Project Description: The Indonesian Archipelago is vast, with more than 17,000 islands spanning an area about the size of the continental USA. Indonesia is at the heart of the Coral Triangle, a diversity hotspot for many groups of marine organisms. This abundance and diversity of marine animals is fundamental to the Indonesian economy, culture, and well-being, and fascinating in its own right. Different explanations for this extreme diversity have been proposed. The primary challenge to teasing apart these explanations is that the biodiversity of marine invertebrates in Indonesia remains poorly described, and understood, relative to many other regions.

The Yale team will work with Indonesian scientist Dr. Hagi Yulia Sugeha and her students at the National Research and Innovation Agency (BRIN) to build local capacity for biodiversity research and initiate biological inventories and population studies of multiple marine species, including jellyfish. This project includes fieldwork in Indonesia, but that is paired with multiple visits by Indonesian scientists to Yale for training, museum work, and lab work.

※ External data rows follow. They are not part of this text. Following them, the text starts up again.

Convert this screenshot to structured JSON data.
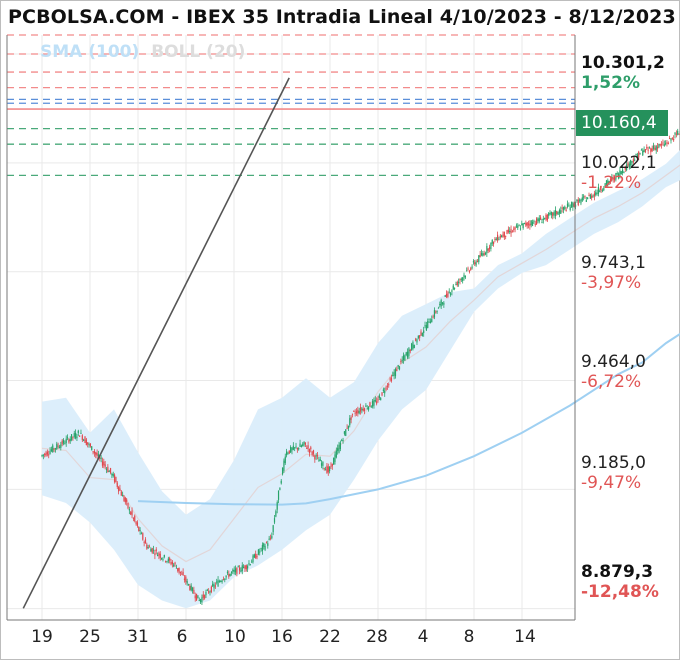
{
  "chart_data": {
    "type": "candlestick",
    "title": "PCBOLSA.COM - IBEX 35 Intradia Lineal 4/10/2023 - 8/12/2023",
    "legend": {
      "sma": "SMA (100)",
      "boll": "BOLL (20)"
    },
    "price_axis": {
      "labels": [
        {
          "price": "10.301,2",
          "pct": "1,52%",
          "pct_color": "#2e9e6a",
          "bold": true
        },
        {
          "price": "10.022,1",
          "pct": "-1,22%",
          "pct_color": "#e05555",
          "bold": false
        },
        {
          "price": "9.743,1",
          "pct": "-3,97%",
          "pct_color": "#e05555",
          "bold": false
        },
        {
          "price": "9.464,0",
          "pct": "-6,72%",
          "pct_color": "#e05555",
          "bold": false
        },
        {
          "price": "9.185,0",
          "pct": "-9,47%",
          "pct_color": "#e05555",
          "bold": false
        },
        {
          "price": "8.879,3",
          "pct": "-12,48%",
          "pct_color": "#e05555",
          "bold": true
        }
      ],
      "current_price": "10.160,4",
      "current_price_color": "#25915c"
    },
    "x_ticks": [
      "19",
      "25",
      "31",
      "6",
      "10",
      "16",
      "22",
      "28",
      "4",
      "8",
      "14"
    ],
    "ylim": [
      8850,
      10350
    ],
    "reference_levels": {
      "red_dashed": [
        10350,
        10301.2,
        10255,
        10215
      ],
      "red_solid": 10160,
      "blue_dashed": [
        10185,
        10175
      ],
      "green_dashed": [
        10110,
        10070,
        9990
      ]
    },
    "trendlines": {
      "support": {
        "from": [
          "29",
          8880
        ],
        "to": [
          "10",
          10240
        ]
      },
      "projection": {
        "from": [
          "21",
          9760
        ],
        "to": [
          "12",
          10300
        ]
      }
    },
    "colors": {
      "up": "#26a269",
      "down": "#e0474c",
      "sma": "#9fd0f2",
      "band": "#daedfb",
      "reference_red": "#f28b8b",
      "reference_green": "#4aa97a",
      "reference_blue": "#5b8fd9"
    },
    "series": {
      "sma_100": [
        [
          2.0,
          9155
        ],
        [
          3.0,
          9150
        ],
        [
          4.0,
          9147
        ],
        [
          5.0,
          9146
        ],
        [
          5.5,
          9149
        ],
        [
          6.0,
          9160
        ],
        [
          7.0,
          9185
        ],
        [
          8.0,
          9220
        ],
        [
          9.0,
          9270
        ],
        [
          10.0,
          9330
        ],
        [
          11.0,
          9400
        ],
        [
          12.0,
          9480
        ],
        [
          12.5,
          9510
        ],
        [
          13.0,
          9560
        ],
        [
          13.5,
          9600
        ],
        [
          14.0,
          9640
        ],
        [
          14.5,
          9700
        ],
        [
          15.0,
          9745
        ],
        [
          15.5,
          9780
        ],
        [
          15.85,
          9800
        ]
      ],
      "boll_upper": [
        [
          0.0,
          9410
        ],
        [
          0.5,
          9420
        ],
        [
          1.0,
          9330
        ],
        [
          1.5,
          9390
        ],
        [
          2.0,
          9280
        ],
        [
          2.5,
          9180
        ],
        [
          3.0,
          9120
        ],
        [
          3.5,
          9160
        ],
        [
          4.0,
          9260
        ],
        [
          4.5,
          9390
        ],
        [
          5.0,
          9420
        ],
        [
          5.5,
          9470
        ],
        [
          6.0,
          9420
        ],
        [
          6.5,
          9460
        ],
        [
          7.0,
          9560
        ],
        [
          7.5,
          9630
        ],
        [
          8.0,
          9660
        ],
        [
          8.5,
          9690
        ],
        [
          9.0,
          9700
        ],
        [
          9.5,
          9760
        ],
        [
          10.0,
          9790
        ],
        [
          10.5,
          9840
        ],
        [
          11.0,
          9880
        ],
        [
          11.5,
          9920
        ],
        [
          12.0,
          9950
        ],
        [
          12.5,
          9980
        ],
        [
          13.0,
          10020
        ],
        [
          13.5,
          10080
        ],
        [
          14.0,
          10120
        ],
        [
          14.5,
          10180
        ],
        [
          15.0,
          10250
        ],
        [
          15.5,
          10285
        ],
        [
          15.85,
          10270
        ]
      ],
      "boll_lower": [
        [
          0.0,
          9170
        ],
        [
          0.5,
          9150
        ],
        [
          1.0,
          9100
        ],
        [
          1.5,
          9030
        ],
        [
          2.0,
          8940
        ],
        [
          2.5,
          8900
        ],
        [
          3.0,
          8880
        ],
        [
          3.5,
          8900
        ],
        [
          4.0,
          8960
        ],
        [
          4.5,
          8990
        ],
        [
          5.0,
          9030
        ],
        [
          5.5,
          9080
        ],
        [
          6.0,
          9120
        ],
        [
          6.5,
          9210
        ],
        [
          7.0,
          9310
        ],
        [
          7.5,
          9390
        ],
        [
          8.0,
          9440
        ],
        [
          8.5,
          9540
        ],
        [
          9.0,
          9640
        ],
        [
          9.5,
          9700
        ],
        [
          10.0,
          9740
        ],
        [
          10.5,
          9760
        ],
        [
          11.0,
          9800
        ],
        [
          11.5,
          9840
        ],
        [
          12.0,
          9870
        ],
        [
          12.5,
          9910
        ],
        [
          13.0,
          9960
        ],
        [
          13.5,
          9990
        ],
        [
          14.0,
          10040
        ],
        [
          14.5,
          10090
        ],
        [
          15.0,
          10140
        ],
        [
          15.5,
          10165
        ],
        [
          15.85,
          10170
        ]
      ],
      "path_points": [
        [
          0.0,
          9270
        ],
        [
          0.8,
          9330
        ],
        [
          1.5,
          9220
        ],
        [
          2.2,
          9040
        ],
        [
          2.8,
          8990
        ],
        [
          3.3,
          8900
        ],
        [
          3.8,
          8960
        ],
        [
          4.3,
          8990
        ],
        [
          4.8,
          9060
        ],
        [
          5.1,
          9280
        ],
        [
          5.5,
          9300
        ],
        [
          6.0,
          9230
        ],
        [
          6.5,
          9380
        ],
        [
          7.0,
          9410
        ],
        [
          7.5,
          9510
        ],
        [
          8.0,
          9600
        ],
        [
          8.5,
          9690
        ],
        [
          9.0,
          9760
        ],
        [
          9.5,
          9830
        ],
        [
          10.0,
          9860
        ],
        [
          10.5,
          9880
        ],
        [
          11.0,
          9910
        ],
        [
          11.5,
          9940
        ],
        [
          12.0,
          9990
        ],
        [
          12.5,
          10050
        ],
        [
          13.0,
          10070
        ],
        [
          13.5,
          10120
        ],
        [
          14.0,
          10150
        ],
        [
          14.5,
          10210
        ],
        [
          15.0,
          10270
        ],
        [
          15.3,
          10310
        ],
        [
          15.55,
          10200
        ],
        [
          15.75,
          10230
        ]
      ],
      "volume_spike_x": 15.7
    }
  }
}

Coexistence of Tropical Understory Plant Communities 

Principal Investigator: Simon QueenboroughMusser Director, Yale Tropical Resources InstituteSenior Lecturer & Research Scientist, Yale School of the Environment

Project Description: The coexistence of hundreds of sympatric species within tropical forests remains an unsolved problem. Most studies have focused on trees. However, fitness (the net integrated result of growth, survival, and reproduction across its entire life cycle) is hard to estimate for such long-lived organisms.  

In contrast, most herbaceous plants complete their life cycle in much less time. Thus, estimating the direct effects of factors driving population growth rates and fitness (rather than proxies such as growth or mortality) is much more tractable.

This project will monitor the distribution and population dynamics of a suite of herbaceous understory plant species over two years throughout a large environmentally variable 25-ha forest plot. We will link variation in local abiotic (topographic habitat, soil nutrients, water, and light availability) and biotic (local conspecific and heterospecific herb density, and local tree neighborhood) factors with functional trait data (seed size, specific leaf area and size) to (i) determine variation in population growth rates and (ii) to address the relative importance of spatiotemporal variation in these factors for mechanisms of coexistence and patterns of diversity.